Importante ingrediente de los acuerdos comerciales entre EUA y China: construir 6 nuevas plantas nucleares en China

14 de noviembre de 2017

14 de noviembre de 2017 — El 9 de noviembre se firmaron o se comprometieron con un Memorándum de Entendimiento, treinta y siete acuerdos comerciales por un valor de $253 mil millones de dólares, entre compañías de Estados Unidos y compañías e instituciones estatales chinas, luego de la gira del Presidente Trump a China. Uno de esos acuerdos que la prensa apenas a mencionado, pero que el secretario de Comercio, Wilbur Ross, informó en la lista de acuerdos suscritos, tiene un potencial fascinante.

Los tres acuerdos que tienen un valor total de $164 mil millones de dólares, y de los cuales la prensa informó más ampliamente, son los siguientes: el Proyecto de $83 mil millones de dólares entre el estado de Virginia Occidental y la Corporación Shenhua de China para desarrollar el gas de esquisto; el Proyecto de $43 mil millones de dólares entre el estado de Alaska y varias instituciones chinas para desarrollar el gas natural licuado de Alaska; y un acuerdo de $38 mil millones de dólares entre la compañía Boeing y la compañía China Aviation Supplies Holding para 300 aeronaves Boeing.

Sin embargo, la lista de 37 acuerdos de Ross incluye algo que apenas se menciona, y es que la Westinghouse Electric aseguró que firmó contratos con la State Nuclear Power Technology Company de China y sus subsidiarias para construir seis nuevas plantas nucleares AP1000 en China; dos en Haiyang; dos en Sanmen; y dos nuevas plantas en Lufeng, un sitio que no se había mencionado antes.

El 18 de agosto de 2017 el periódico South China Morning Post, principal periódico en inglés de Hong Kong, escribió que la planta nuclear AP1000 diseñada por Westinghouse, y que posee una capacidad de 1,100 megavatios, que está en el Distrito de Sanmen County, en la provincia de Zheijiang, es la “más avanzada a nivel mundial”. En septiembre del 2017, la planta nuclear comenzó a cargar más de 100 elementos combustibles al núcleo del reactor.

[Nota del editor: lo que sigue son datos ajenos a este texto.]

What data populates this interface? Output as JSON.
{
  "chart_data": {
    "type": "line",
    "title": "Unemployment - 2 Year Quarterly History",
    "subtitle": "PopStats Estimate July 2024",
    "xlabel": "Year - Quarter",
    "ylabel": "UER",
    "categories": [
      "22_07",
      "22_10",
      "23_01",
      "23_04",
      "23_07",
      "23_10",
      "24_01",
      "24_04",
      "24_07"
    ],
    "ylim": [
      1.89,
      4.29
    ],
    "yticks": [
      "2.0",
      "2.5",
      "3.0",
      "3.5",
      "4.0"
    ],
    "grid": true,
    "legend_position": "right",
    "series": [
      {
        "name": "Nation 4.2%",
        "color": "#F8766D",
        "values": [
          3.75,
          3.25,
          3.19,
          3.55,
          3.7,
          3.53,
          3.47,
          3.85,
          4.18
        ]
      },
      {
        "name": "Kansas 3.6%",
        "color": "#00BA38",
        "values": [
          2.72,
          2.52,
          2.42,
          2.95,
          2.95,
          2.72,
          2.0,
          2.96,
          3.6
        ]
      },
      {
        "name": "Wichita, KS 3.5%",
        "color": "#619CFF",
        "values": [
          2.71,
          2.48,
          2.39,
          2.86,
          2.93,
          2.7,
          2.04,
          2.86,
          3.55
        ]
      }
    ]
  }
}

El reactor tiene un tanque suspendido que puede hacer una descarga de agua en el núcleo del reactor y mantenerlo frío incluso cuando cada una de las bombas de agua dejen de funcionar como consecuencia de un apagón eléctrico. Esta “es una solución simple e ingeniosa, ante el riesgo de una catástrofe nuclear”, dijo Shan Jianqiang, profesor de ciencia nuclear de la Universidad de Xi’an Jiaotong, experto en funcionamiento y seguridad de reactores.

La construcción de la planta de Sanmen comenzó con gran entusiasmo en el 2009, luego de una inversión de $6 mil millones de dólares entre Estados Unidos y China, con el plan de echar a andar el primero de dos reactores para el 2013.

Pero por años no se hizo nada en el lugar, en espera de que la Westinghouse rediseñara la bomba de agua principal del reactor—la cual emplea una tecnología de “utilización dual” que se utiliza en los submarinos—para poder obtener el permiso de exportación de Estados Unidos.

En el 2006, la Toshiba Corporation de Japón compró la Westinghouse Electric. El 29 de marzo del 2017, la Westinghouse Electric se declaró en bancarrota, como consecuencia de las enormes pérdidas en los proyectos nucleares estadounidenses. Toshiba está interesada en vender la Westinghouse Electric. La Westinghouse Electric declaró que van a cumplir con todos sus contratos.

Los chinos saben todo esto. Al reafirmar este acuerdo el 9 de noviembre en Pekín, y al añadir Lufeng como un sitio más para una nueva planta nuclear, China estaría haciendo un compromiso financiero y político con la Westinghouse Electric AP1000, que implicaría contratos en muchos otros países. Esto podría significar la supervivencia de la compañía que tiene sede en Pennsylvania, y un avance mayor en el desarrollo de la energía nuclear a nivel mundial.